Liberating ... are women freed from vanity only when men can't see us? Photo: Geoffrey Boccalatte
Cosmetics are a boon to every woman but a girl's best beauty aid is still a near-sighted man. So said Yoko Ono (or so Julia Zemiro on RocKwiz said she said) and, from firsthand experience, I have to say I agree. I spent a weekend with a blind man and it was liberating.

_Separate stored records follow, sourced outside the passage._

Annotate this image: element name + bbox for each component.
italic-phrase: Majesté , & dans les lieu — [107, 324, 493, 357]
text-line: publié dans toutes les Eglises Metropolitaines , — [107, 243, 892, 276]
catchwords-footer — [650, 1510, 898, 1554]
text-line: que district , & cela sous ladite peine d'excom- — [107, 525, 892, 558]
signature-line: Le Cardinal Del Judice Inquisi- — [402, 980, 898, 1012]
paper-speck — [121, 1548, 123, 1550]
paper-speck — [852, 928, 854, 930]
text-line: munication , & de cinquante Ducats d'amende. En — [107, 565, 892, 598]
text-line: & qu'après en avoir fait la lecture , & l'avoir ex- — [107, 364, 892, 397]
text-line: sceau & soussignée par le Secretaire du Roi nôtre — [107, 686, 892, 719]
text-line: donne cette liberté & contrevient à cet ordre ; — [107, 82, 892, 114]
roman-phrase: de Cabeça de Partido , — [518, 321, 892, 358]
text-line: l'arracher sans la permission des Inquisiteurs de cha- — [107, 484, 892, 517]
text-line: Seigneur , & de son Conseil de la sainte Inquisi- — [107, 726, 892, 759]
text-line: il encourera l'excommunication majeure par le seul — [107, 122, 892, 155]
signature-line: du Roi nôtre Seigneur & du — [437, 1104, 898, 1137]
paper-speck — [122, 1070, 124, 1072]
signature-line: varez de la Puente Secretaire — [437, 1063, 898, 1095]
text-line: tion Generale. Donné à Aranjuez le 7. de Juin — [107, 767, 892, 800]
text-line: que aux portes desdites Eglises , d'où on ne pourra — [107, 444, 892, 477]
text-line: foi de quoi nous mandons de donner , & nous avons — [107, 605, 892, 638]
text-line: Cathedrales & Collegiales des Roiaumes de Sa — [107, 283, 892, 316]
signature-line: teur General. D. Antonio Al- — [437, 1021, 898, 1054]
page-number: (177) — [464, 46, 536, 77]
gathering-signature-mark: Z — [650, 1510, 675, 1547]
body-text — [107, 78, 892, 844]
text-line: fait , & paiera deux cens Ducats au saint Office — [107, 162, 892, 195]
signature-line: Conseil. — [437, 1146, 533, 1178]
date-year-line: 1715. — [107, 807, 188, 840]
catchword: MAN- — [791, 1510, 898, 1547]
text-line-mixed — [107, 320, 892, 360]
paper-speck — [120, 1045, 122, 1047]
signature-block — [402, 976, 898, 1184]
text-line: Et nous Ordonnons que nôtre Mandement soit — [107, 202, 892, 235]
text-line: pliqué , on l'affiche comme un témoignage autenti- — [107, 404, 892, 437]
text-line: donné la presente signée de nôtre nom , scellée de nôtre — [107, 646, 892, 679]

It was also an eye opener. I did not feel free of the constraints of vanity until I discovered he couldn't see. He was the nicest, funniest and best looking one of a half-dozen cousins from Sydney who turned up at a friend's property and I liked him on sight. We got on well from the moment we said hello. I was there on a bush break and not expecting male company (or indeed any company apart from my best mate and her dogs and horses). It was no mascara or hair dryer, and strictly old T-shirts, trackies and various other bits of deeply unflattering clothing (including borrowed bathers), with no options available. We were in the sticks. I was feeling pretty ordinary, I looked pretty ordinary and suddenly it mattered. I liked this funny young man but felt slightly inhibited because of the way I looked. And I'm a grown woman.
Once I worked out that he was blind (or was told - I might be grown up but I can still be slow on the uptake), all that could be forgotten and a fun weekend was had playing music and hanging out. I learnt all about surviving the boondocks as a 21-year-old with oversolicitous brothers; he learnt about navigating inner suburbia as a middle-aged writer with enchanting sons. He didn't know - couldn't know - about my crazy hair, morning face and woeful attire. It didn't matter and I felt free to be myself. I was also able to observe, with interest, my own insecurities. As I said, liberating.
Have you been in a situation where you've felt free from expectations, free from the hang-ups of appearance? Have you become more self-conscious or less so as you've become older? Or does it depend on the company - like me, have you proven carefree (or careless) about the way you look among other women but suddenly uncomfortable when men arrive? Maybe it's vanity, maybe it's etiquette, maybe it's indoctrination.